EL SONIDO Y LA FURIA
MARTÍN CASILLAS DE ALBA
Me gustaría saber contar como lo cuenta sin contar Edward Hopper…
Ciudad de México, sábado 12 de diciembre, 2019.– Tal como lo hice la semana pasada voy a seguir ejemplificando las marcas y conexiones que he hecho mientras leía Como la sombra que se va de Antonio Muñoz Molina, como ésta que marqué y que dice: “la llegada a Lisboa en el tren y la salida a la mañana fresca y a la luz que restallaba en el río y se apaciguaba en los tejados y en la perspectiva de las calles era el principio limpio y definitivo de algo, la primera página de una novela, la plenitud del mundo recién instalado”, entonces, anoté al margen: “Agosto 1960, San Francisco” y, con esa cita, me acordé, sin importar el tiempo que ha pasado, de aquel verano cuando iba en segundo año de ingeniería química en el ITESO y me fui a trabajar a una fábrica de detergentes en Hermosillo, Sonora por todo el mes de julio, sin importar que hiciera una temperatura promedio de 42º C, antes de irme a pasar el mes de agosto a San Francisco, California tal como lo hice, primero de aventón hasta Long Beach y luego, en autobús, hasta la antesala del Golden Bridge donde llegué al amanecer de una ‘mañana fresca y a la luz que restallaba’ del mar, para caminar a contraflujo de los que bajaban del ferry, elegantes, oliendo a lavanda, mientras respiraba hondo, feliz de haber logrado ese viaje, mientras hacía un ejercicio de empatía con los que me cruzaba antes de irme, por la noche, a oír jazz y festejar el año nuevo en ese bar donde lo celebraban todos los días donde había una bailarina o lo que fuera, que se columpiaba sobre las cabezas de los que estábamos en la barra antes de que gritar “Happy New Year!” con el gorro en la cabeza y la espanta suegras en la boca.
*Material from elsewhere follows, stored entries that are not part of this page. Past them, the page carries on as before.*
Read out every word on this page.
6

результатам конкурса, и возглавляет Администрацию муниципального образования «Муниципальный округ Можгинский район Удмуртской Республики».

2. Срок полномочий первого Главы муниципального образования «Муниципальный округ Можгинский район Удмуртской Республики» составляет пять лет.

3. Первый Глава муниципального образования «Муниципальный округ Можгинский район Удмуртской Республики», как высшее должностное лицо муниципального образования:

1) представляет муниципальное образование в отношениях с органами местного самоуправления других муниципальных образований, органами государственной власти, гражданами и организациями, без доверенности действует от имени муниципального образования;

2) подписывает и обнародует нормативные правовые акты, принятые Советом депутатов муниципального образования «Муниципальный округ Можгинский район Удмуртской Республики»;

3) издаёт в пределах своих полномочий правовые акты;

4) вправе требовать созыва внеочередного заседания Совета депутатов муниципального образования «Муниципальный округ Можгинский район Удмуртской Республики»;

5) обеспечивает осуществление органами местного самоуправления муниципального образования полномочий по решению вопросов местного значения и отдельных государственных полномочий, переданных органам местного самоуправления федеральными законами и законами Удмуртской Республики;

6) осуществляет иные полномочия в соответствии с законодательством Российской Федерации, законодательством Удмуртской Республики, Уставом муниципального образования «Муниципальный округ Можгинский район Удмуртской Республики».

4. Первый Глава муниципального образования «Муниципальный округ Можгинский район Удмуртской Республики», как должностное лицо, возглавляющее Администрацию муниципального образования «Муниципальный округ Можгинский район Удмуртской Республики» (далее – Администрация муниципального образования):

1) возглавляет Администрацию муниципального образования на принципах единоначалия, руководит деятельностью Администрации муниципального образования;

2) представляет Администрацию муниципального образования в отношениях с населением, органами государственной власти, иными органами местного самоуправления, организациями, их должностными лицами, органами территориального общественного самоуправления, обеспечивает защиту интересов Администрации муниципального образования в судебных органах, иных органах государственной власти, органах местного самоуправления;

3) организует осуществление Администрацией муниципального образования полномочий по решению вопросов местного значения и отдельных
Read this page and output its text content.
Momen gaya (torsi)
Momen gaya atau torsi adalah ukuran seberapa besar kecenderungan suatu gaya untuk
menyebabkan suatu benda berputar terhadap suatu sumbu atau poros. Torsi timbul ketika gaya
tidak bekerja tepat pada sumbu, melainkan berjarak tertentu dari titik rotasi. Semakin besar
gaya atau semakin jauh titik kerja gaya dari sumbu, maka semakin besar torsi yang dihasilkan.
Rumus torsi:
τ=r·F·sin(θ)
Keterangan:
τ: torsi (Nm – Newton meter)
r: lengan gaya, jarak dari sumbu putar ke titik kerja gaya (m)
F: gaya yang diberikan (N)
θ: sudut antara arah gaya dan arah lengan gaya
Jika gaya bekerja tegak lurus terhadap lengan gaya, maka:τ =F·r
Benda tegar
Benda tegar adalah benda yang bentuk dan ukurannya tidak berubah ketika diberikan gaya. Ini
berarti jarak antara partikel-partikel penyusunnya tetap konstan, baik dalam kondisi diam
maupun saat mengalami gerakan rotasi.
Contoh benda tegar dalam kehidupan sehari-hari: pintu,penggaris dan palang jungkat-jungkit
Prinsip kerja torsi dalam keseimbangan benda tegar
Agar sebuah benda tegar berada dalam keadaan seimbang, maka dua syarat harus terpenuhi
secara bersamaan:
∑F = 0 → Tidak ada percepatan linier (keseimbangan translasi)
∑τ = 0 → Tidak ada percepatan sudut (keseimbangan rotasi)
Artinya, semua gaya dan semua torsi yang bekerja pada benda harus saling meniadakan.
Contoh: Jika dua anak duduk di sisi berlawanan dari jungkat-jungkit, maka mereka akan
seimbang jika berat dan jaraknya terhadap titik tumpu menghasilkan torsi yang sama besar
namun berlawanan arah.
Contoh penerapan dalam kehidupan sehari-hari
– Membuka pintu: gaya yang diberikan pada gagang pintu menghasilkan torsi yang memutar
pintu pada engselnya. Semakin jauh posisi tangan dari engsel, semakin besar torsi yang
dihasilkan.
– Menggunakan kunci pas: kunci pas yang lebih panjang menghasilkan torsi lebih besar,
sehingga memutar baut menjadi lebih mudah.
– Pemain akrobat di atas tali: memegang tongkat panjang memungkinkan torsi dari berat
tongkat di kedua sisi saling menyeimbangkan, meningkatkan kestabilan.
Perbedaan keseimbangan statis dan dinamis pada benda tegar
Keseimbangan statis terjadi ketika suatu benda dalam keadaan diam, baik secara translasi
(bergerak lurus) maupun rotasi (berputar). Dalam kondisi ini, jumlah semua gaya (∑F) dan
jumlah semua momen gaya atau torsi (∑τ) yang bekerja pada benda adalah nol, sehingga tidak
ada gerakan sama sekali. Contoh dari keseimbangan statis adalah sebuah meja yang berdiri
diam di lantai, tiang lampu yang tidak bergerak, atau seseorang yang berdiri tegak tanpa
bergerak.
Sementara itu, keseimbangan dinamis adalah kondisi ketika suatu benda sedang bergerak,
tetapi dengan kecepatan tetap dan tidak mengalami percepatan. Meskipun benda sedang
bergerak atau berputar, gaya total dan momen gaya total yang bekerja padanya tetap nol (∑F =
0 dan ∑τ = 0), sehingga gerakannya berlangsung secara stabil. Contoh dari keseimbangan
“Me gustaría saber contar de la misma manera despojada como lo cuenta un fotógrafo o como lo cuenta sin contar Edward Hopper… o como una canción de jazz que sigue siendo la misma y nunca suena igual, tan impersonal como las palabras y los giros del habla y tan capaz de expresar en cada caso lo más íntimo, pública, compartida y secreta”, como resulta la estructura de su novela “El invierno en Lisboa.”
Imposible no asociarlo con las sesiones de jazz en los cincuentas, todos los martes por la noche con Enrique Martínez Negrete para oír, entre otros a Miles Davis que luego vimos en vivo y en directo en Santa Mónica: “como la poesía que va más allá para que, en la historia, respire y pese lo que no se cuenta”.
“No pensaba en nada ni en nadie que estuviese fuera de mi breve isla de tiempo y ficción, de mis tres días de huida y refugio en Lisboa. Iba a cumplir treinta y un años y nunca había tenido una sensación tan plena de respirar en libertad, de estar volcándome del todo en mi vocación y mi capricho, en lo que tanto me gustaba y tan poca ocasión había tenido de hacer, andar solo por ahí, explorar por mi cuenta una ciudad extranjera” y yo, con cincuenta y tres años de edad en Chapala para documentar mi primer libro “volcándome del todo a mi vocación y mi capricho”.
“La trama cobraba forma según yo iba por la ciudad con los ojos muy abiertos, con la cámara de fotos y el cuaderno, en una búsqueda que se parecía mucho a la de alguien que recorre sin descanso una ciudad con la esperanza de encontrar a una sola persona, de reconocer de lejos una silueta que lo traspasa con un sobresalto de emoción, un relámpago de intriga y deseo”.
Una tarde, a la hora de la siesta, soñé con quien amé por un tiempo justo antes de salir “con la esperanza de encontrar a una sola persona… con un sobresalto de emoción” cuando la encontré y la vi de frente en la calle.